The United States has become the leading place for
shipping companies to raise capital through stock offerings in recent years.
According to figures provided by Nasdaq, 20 shipping companies have raised $3.9 billion in initial public stock offerings, and 29 shipping companies have raised $2.6 billion in secondary offerings since 2005, more than half the money raised through stock exchanges around the world.
Investors who have bought those shares have done well. Nasdaq said that since 2005 shipping IPOs have appreciated by more than 50 percent.
During a press conference at the Nasdaq Stock Market in New York Wednesday, several shipping executives said their industry has overcome a past tendency toward secrecy, and embraced the equity markets as a way to fund fleet expansions.
"I think we have only touched the tip of the iceberg," said Paul Durham, chief financial officer of the tanker company Tsaksos Energy Navigation Co. There are money managers who are unfamiliar with the shipping industry and control funds that might be invested in the market, he added.
Durham, John McCown, chief executive of the U.S mainland-Puerto Rico carrier Trailer Bridge Inc., and Stamatis N. Tsantanis, CFO of Top Tankers Inc. helped ring the closing bell at Nasdaq and spoke at an event timed to coincide with a ship finance conference being held this week by
Marine Money magazine.
"By my count there were some 20 firms that had two or more people -- that's off the charts. It goes toward the sector's appeal with the investment community," said McCown of the conference.
Tsantanis said while there are many Greek shipping companies still operating with traditional one-ship owner structures, others have decided to raise money in the public markets in order to grow, even though there is sometimes "a big cultural shock when they see what kind of requirements there are."
Top Tankers' IPO was one of the factors in allowing it to expand its fleet from seven to 27 ships, he said.
Durham said going public in the United States not only gives companies access to a big pool of investment capital, but also "gives clean license to raise capital, debt especially, in other parts of the world" because of the public disclosure of their finances that shipping companies must make.
Factors driving the increased number of public shipping companies include "a changing of the generation, youth that have been globally educated and are comfortable with concept of transparency and talking about business in a way that previous generations were not," said Jim Lawrence, chairman of
Marine Money. Many of these new shipping executives have global ambitions, he noted, and they have the ability to tap into the burgeoning markets in China, India and Russia.
"When our children look back 25 years from now they are going to say this is truly the golden age of shipping," he said.
Is the boom of the past few years likely to continue?
"We are optimistic the good period will continue, certainly this year and probably through most of next year," Durham said. "I always use this expression that we hit Everest in 2004, but we are still well in the Himalayas. We don't see signs of a large rift or depression for some time."

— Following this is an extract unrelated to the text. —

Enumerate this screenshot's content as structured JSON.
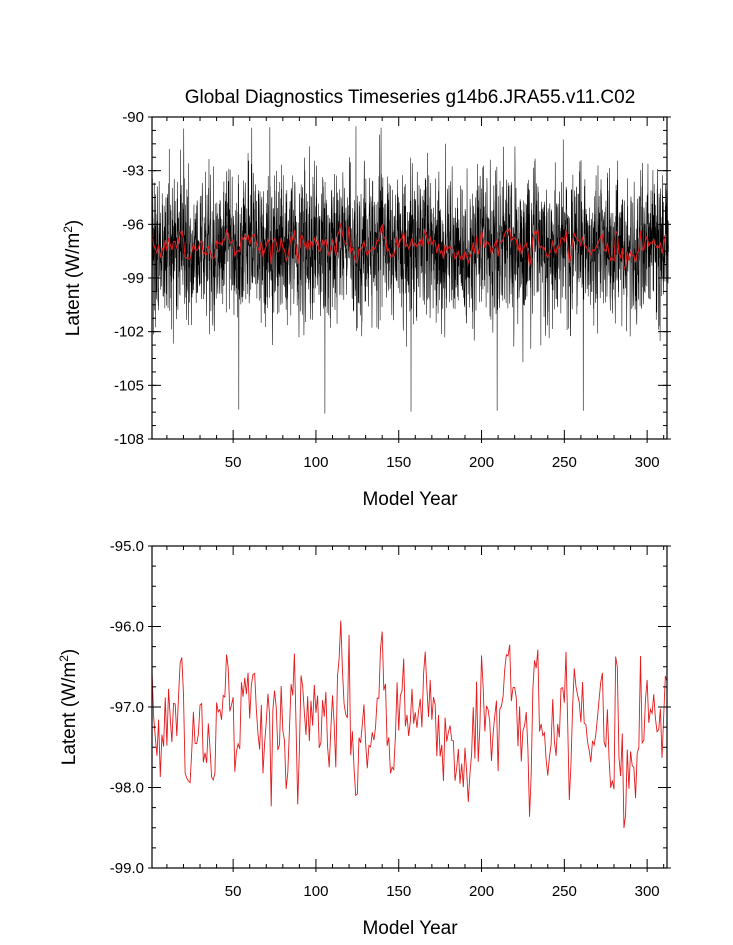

China and India are driving freight volumes and rates, he said, and their citizens consume a fraction of the oil used by more developed countries. The Chinese consume about 1.5 barrels of oil each year per person, compared to an average of 26-27 barrels in the United States and 16-17 in Europe and Japan.
Durham said there is some concern that shipowners may over-order vessels. But Tsantanis also noted many ships -- as much as 30 percent of the world fleet -- will be retired by 2010. Many are being phased out because of regulations under the International Convention for the Prevention of Pollution From Ships (MARPOL).
"On the container side you have the same sort of long term growth," McCown said.
Durham said that tanker companies will increasingly have to compete with ships owned by the Chinese government.